Y mis dedos se quedan fríos sobre el teléfono.
Porque es verdad. Porque yo soy su persona. La única que realmente le importa.
Y entonces, olvidándolo todo, salgo disparada. Voy a su casa. Sin avisar. Sin plan. Solo porque hace falta.
Y ella, como si lo supiera. Ya está en la puerta con un trapo. Ya está friendo pescadilla. Papá corta sandía, saca una botella de vino casero:
—Todavía joven. Hace poco terminó de fermentar —dice orgulloso.
Rechazo el vino —voy a conducir—. Él asiente y se sirve. Nos reímos. Fuerte, de corazón.
Tengo frío. Me envuelvo en el jersey grueso de mamá. Ella corre a encender el horno:
—Ahora calentamos la cocina, para que no pases frío.

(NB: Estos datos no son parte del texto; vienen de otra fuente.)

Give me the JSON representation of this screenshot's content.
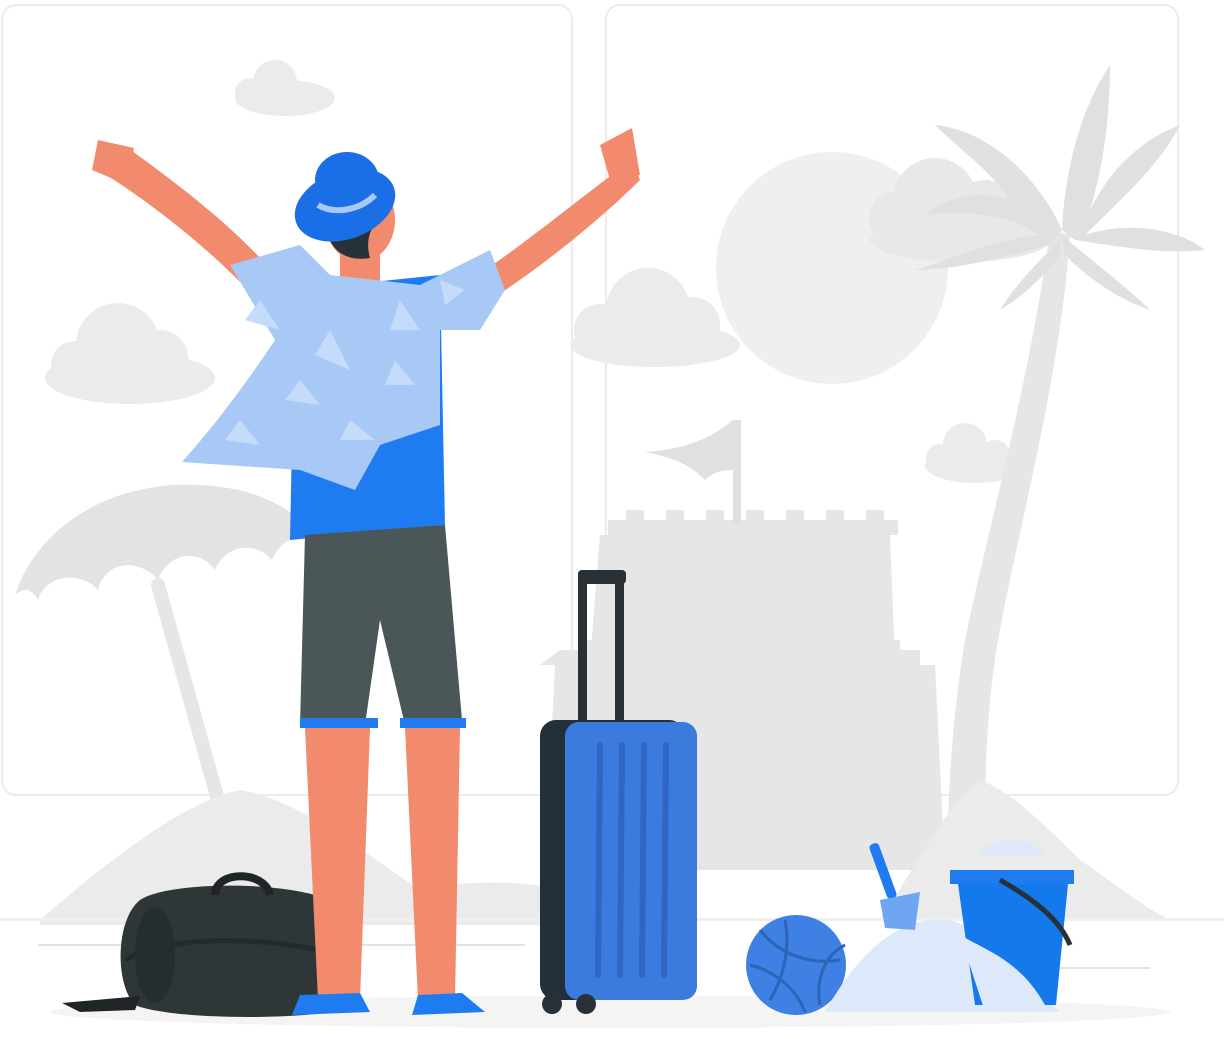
{
  "illustration": {
    "subject": "traveler-arriving-at-beach",
    "colors": {
      "background": "#ffffff",
      "panel_border": "#e9e9e9",
      "scenery_gray": "#ebebeb",
      "scenery_dark_gray": "#dedede",
      "skin": "#f28b6e",
      "hat_blue": "#1a6fe6",
      "shirt_light_blue": "#a8c8f5",
      "tshirt_blue": "#1f7cf0",
      "shorts_gray": "#4b5659",
      "suitcase_blue": "#3b7bdd",
      "suitcase_handle": "#2a3136",
      "bag_dark": "#2f3638",
      "bucket_blue": "#1479ea",
      "sand_light": "#dde9fb",
      "ball_blue": "#3e80e4"
    },
    "icons": [
      "cloud-icon",
      "sun-icon",
      "palm-tree-icon",
      "umbrella-icon",
      "sand-castle-icon",
      "flag-icon",
      "suitcase-icon",
      "duffel-bag-icon",
      "volleyball-icon",
      "bucket-icon",
      "shovel-icon"
    ]
  }
}
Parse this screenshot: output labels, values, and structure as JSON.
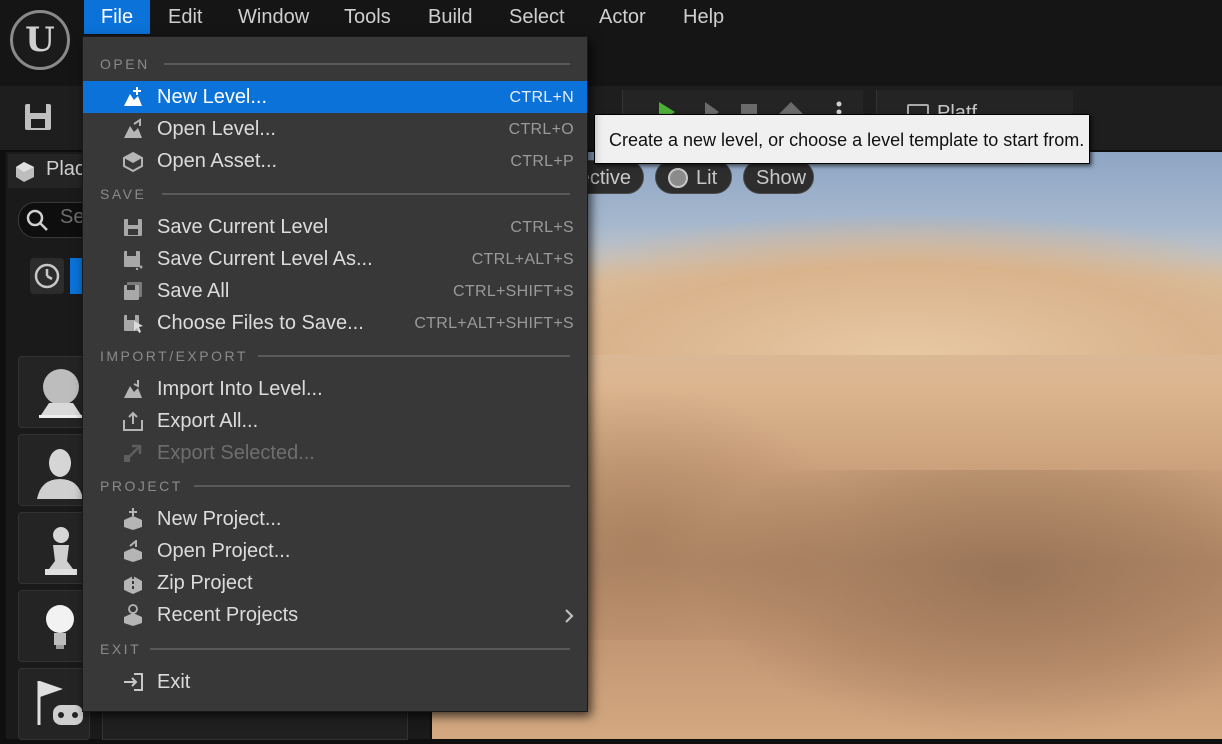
{
  "menubar": {
    "items": [
      "File",
      "Edit",
      "Window",
      "Tools",
      "Build",
      "Select",
      "Actor",
      "Help"
    ],
    "active": "File"
  },
  "left_panel": {
    "title": "Plac",
    "search_placeholder": "Se"
  },
  "viewport": {
    "perspective_label": "ective",
    "lit_label": "Lit",
    "show_label": "Show",
    "platforms_label": "Platf"
  },
  "tooltip": {
    "text": "Create a new level, or choose a level template to start from."
  },
  "file_menu": {
    "sections": {
      "open": "OPEN",
      "save": "SAVE",
      "import_export": "IMPORT/EXPORT",
      "project": "PROJECT",
      "exit": "EXIT"
    },
    "items": {
      "new_level": {
        "label": "New Level...",
        "shortcut": "CTRL+N"
      },
      "open_level": {
        "label": "Open Level...",
        "shortcut": "CTRL+O"
      },
      "open_asset": {
        "label": "Open Asset...",
        "shortcut": "CTRL+P"
      },
      "save_current_level": {
        "label": "Save Current Level",
        "shortcut": "CTRL+S"
      },
      "save_current_level_as": {
        "label": "Save Current Level As...",
        "shortcut": "CTRL+ALT+S"
      },
      "save_all": {
        "label": "Save All",
        "shortcut": "CTRL+SHIFT+S"
      },
      "choose_files_to_save": {
        "label": "Choose Files to Save...",
        "shortcut": "CTRL+ALT+SHIFT+S"
      },
      "import_into_level": {
        "label": "Import Into Level..."
      },
      "export_all": {
        "label": "Export All..."
      },
      "export_selected": {
        "label": "Export Selected...",
        "disabled": true
      },
      "new_project": {
        "label": "New Project..."
      },
      "open_project": {
        "label": "Open Project..."
      },
      "zip_project": {
        "label": "Zip Project"
      },
      "recent_projects": {
        "label": "Recent Projects"
      },
      "exit": {
        "label": "Exit"
      }
    }
  },
  "colors": {
    "accent": "#0a72d8",
    "menu_bg": "#383838",
    "menubar_bg": "#151515"
  }
}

Y vuelvo a ser pequeña. Otra vez esa niña a la que todo le sale bien. A la que quieren. A la que le preparan la cena. Por la que calientan el aire de la habitación.
Todo sabe bien. Todo es cálido. Todo es de verdad.
Mamá, mi vida, mi cielo…
Solo quédate.
Mucho tiempo. Muchísimo.
Porque no sé cómo es vivir sin escuchar tu voz al teléfono.
Porque no sé cómo es sin tu cocina, donde siempre intentas que esté calentita.
Porque pase lo que pase en el mundo, yo necesito un lugar al que agarrarme. Y ese lugar siempre has sido tú.
Mamá.
Quédate, nada más.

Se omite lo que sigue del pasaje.